Just in time for holiday cookie making, a delightful new book by Janine Adams—You Bake ’Em Dog Biscuits Cookbook—is filled with tantalizing dog biscuit recipes. Whip up a batch of the Red and Green Christmas Cookies to share with all your doggy friends.
3 1/4 cups all-purpose flour
1 cup grated Parmesan cheese
1/2 cup tomato juice
2 tablespoons safflower oil
1 1/2 cups loosely packed spinach leaves (save time—buy pre-washed spinach)
1/4 cup water
Preheat oven to 325° F
Blend the flour and cheese in a large bowl. Put 2 1/4 cups of the flour-cheese mixture into the food processor. Add tomato juice and 1 tablespoon of the oil. Mix together until a ball of red dough forms. Remove the dough from the food processor and set aside.
Rinse out the processor bowl. Return it to the base and add spinach. Process to chop the spinach. Add water while the blade is going and continue to process until the spinach is finely chopped. Add the remaining 1 tablespoon of oil and remaining 2 cups of the flour mixture. Process to form green dough.
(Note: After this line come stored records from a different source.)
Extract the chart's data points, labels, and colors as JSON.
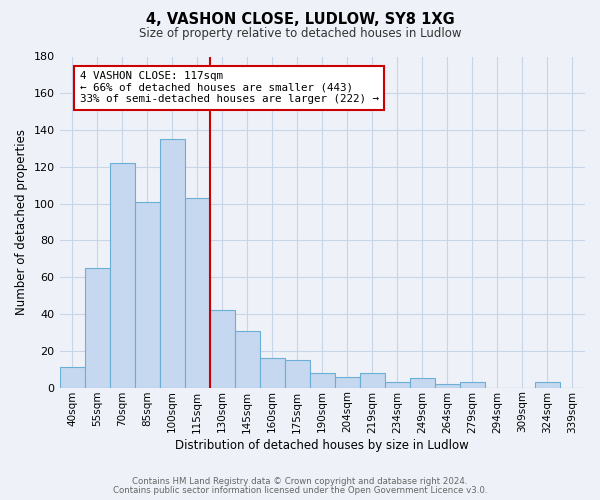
{
  "title": "4, VASHON CLOSE, LUDLOW, SY8 1XG",
  "subtitle": "Size of property relative to detached houses in Ludlow",
  "xlabel": "Distribution of detached houses by size in Ludlow",
  "ylabel": "Number of detached properties",
  "bar_labels": [
    "40sqm",
    "55sqm",
    "70sqm",
    "85sqm",
    "100sqm",
    "115sqm",
    "130sqm",
    "145sqm",
    "160sqm",
    "175sqm",
    "190sqm",
    "204sqm",
    "219sqm",
    "234sqm",
    "249sqm",
    "264sqm",
    "279sqm",
    "294sqm",
    "309sqm",
    "324sqm",
    "339sqm"
  ],
  "bar_values": [
    11,
    65,
    122,
    101,
    135,
    103,
    42,
    31,
    16,
    15,
    8,
    6,
    8,
    3,
    5,
    2,
    3,
    0,
    0,
    3,
    0
  ],
  "bar_color": "#c5d8ef",
  "bar_edge_color": "#6baed6",
  "vline_index": 5,
  "vline_color": "#cc0000",
  "annotation_text": "4 VASHON CLOSE: 117sqm\n← 66% of detached houses are smaller (443)\n33% of semi-detached houses are larger (222) →",
  "annotation_box_color": "#ffffff",
  "annotation_box_edge": "#cc0000",
  "ylim": [
    0,
    180
  ],
  "yticks": [
    0,
    20,
    40,
    60,
    80,
    100,
    120,
    140,
    160,
    180
  ],
  "grid_color": "#c8d4e8",
  "footer_line1": "Contains HM Land Registry data © Crown copyright and database right 2024.",
  "footer_line2": "Contains public sector information licensed under the Open Government Licence v3.0.",
  "bg_color": "#eef2f8"
}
On a lightly floured surface, roll red and green dough out, separately, into 1/4-inch-thick ovals. Try to make the ovals the same size and shape. Stack the green oval atop the red oval and roll again. Use cookie cutters to cut into Christmas shapes. Place on a baking sheet covered with greased or nonstick foil. Bake 25 to 30 minutes or until just starting to brown on top. Store in an airtight container in the refrigerator.